In the end, Enclave may not have entirely come together for me, but there is plenty here to enjoy, and plenty more to look forward to. This is definitely a dystopian YA worth reading.

Byrt Grade: B+/A-

As Levar Burton used to say – you don’t have to take my word for it…

YA Highway says:

The best thing about Enclave, by far, is the setting. The author clearly put lots of thought into the setup of her post-apocalyptic world. There are communities living underground in tunnels, protecting themselves from the almost but not quite human-like Freaks who live outside their enclaves. Above ground, it’s a mess of feral gangs and crumbling buildings. I always had a very vivid mental picture of the environment, and it was realistically grim.

Squeaky Books says:

I felt that this book was… unremarkable.

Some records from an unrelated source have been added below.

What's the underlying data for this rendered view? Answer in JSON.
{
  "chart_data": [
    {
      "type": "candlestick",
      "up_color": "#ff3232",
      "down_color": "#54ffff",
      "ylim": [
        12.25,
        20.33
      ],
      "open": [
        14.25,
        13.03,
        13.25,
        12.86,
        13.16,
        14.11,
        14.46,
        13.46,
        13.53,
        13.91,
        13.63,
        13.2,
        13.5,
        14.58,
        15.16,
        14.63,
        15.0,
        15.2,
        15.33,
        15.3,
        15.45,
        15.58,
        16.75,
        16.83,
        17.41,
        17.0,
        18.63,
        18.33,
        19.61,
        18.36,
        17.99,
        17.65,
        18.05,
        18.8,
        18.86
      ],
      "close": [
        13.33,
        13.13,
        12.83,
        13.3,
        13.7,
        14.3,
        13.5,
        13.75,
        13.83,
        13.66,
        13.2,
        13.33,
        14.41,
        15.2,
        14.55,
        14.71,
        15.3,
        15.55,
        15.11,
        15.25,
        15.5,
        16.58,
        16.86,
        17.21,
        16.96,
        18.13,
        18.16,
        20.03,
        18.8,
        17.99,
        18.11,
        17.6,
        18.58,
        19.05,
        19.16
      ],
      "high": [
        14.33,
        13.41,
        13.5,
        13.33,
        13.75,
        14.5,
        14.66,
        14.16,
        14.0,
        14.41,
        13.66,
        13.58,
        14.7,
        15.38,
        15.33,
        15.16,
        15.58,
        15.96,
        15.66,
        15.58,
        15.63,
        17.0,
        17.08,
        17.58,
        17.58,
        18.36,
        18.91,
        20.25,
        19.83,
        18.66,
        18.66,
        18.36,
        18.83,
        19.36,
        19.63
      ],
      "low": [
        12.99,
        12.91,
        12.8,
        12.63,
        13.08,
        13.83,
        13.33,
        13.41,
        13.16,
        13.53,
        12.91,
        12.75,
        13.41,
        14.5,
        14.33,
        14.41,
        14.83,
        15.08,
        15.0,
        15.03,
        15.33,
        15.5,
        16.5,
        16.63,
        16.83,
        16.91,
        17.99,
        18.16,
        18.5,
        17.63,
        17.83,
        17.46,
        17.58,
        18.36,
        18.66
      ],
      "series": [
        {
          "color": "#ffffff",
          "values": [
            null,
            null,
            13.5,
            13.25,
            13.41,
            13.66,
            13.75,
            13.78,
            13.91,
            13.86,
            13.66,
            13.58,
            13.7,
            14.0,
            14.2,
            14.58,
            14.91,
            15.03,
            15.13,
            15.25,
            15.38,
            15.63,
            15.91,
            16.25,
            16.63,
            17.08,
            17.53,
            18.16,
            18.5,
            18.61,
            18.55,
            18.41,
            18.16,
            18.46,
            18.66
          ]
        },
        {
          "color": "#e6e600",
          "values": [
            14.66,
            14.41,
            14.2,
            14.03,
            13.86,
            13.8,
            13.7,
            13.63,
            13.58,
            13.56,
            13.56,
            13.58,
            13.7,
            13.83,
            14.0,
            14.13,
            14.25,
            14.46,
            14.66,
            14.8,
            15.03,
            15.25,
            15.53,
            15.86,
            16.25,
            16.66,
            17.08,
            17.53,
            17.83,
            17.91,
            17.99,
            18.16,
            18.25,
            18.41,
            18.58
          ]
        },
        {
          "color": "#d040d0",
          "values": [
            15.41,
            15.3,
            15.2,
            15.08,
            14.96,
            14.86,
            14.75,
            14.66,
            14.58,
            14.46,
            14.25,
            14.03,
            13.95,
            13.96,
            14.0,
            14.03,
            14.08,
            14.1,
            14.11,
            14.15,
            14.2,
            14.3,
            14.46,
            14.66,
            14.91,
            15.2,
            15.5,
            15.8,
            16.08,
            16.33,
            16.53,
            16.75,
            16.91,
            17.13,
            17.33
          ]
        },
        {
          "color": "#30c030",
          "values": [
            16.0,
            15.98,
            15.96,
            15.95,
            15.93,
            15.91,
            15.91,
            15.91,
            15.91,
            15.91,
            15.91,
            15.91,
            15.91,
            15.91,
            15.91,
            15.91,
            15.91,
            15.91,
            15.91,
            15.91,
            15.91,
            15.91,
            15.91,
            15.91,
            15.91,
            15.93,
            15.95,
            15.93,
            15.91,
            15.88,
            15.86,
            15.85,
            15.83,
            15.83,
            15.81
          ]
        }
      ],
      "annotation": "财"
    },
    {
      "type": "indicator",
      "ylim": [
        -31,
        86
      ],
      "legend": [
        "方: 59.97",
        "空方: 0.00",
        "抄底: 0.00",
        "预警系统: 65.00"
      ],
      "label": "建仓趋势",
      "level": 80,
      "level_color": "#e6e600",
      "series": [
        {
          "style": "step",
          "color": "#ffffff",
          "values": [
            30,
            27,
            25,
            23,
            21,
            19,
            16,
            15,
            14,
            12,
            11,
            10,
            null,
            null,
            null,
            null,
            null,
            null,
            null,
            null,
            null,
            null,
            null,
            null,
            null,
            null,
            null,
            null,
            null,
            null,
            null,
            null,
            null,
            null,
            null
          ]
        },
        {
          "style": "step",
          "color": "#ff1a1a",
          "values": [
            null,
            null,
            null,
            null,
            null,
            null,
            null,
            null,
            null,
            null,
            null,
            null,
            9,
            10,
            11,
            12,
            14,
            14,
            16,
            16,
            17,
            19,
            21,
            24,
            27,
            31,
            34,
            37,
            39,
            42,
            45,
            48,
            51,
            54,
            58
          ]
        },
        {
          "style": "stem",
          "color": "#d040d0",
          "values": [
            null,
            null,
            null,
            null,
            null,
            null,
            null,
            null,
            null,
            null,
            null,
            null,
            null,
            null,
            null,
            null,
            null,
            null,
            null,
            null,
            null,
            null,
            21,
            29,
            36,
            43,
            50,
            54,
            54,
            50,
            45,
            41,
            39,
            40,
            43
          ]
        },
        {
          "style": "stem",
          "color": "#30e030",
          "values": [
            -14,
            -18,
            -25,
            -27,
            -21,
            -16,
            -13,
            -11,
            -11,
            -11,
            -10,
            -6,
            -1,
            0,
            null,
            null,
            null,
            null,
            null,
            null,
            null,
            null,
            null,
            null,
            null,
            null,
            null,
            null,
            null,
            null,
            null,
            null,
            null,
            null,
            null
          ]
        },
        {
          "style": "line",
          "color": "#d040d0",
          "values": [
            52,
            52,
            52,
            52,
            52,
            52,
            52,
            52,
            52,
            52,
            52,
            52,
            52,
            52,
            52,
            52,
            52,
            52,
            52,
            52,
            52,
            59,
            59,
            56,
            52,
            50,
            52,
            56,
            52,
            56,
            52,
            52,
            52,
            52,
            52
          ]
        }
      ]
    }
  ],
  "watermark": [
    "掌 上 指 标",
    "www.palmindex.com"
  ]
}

I finished it, and then when I sat down to write this review a few days later I couldn’t remember anything specific about it. Nothing left an impression. It’s not that it was bad. The story is fine. The characters were believable, the world was interesting, the battles were intense. But I didn’t find it very original. It’s your standard dystopia/post-apocalyptic book.

Book Faery says:

The characters were solid, the world was intriguing, the romance had me sitting on the edge of my seat, and the descriptions were beautifully done. I think the only thing I was unhappy about was the book’s ending. There was no cliffhanger, and it actually ended in a great spot, but because I was so invested, I never wanted the story to end!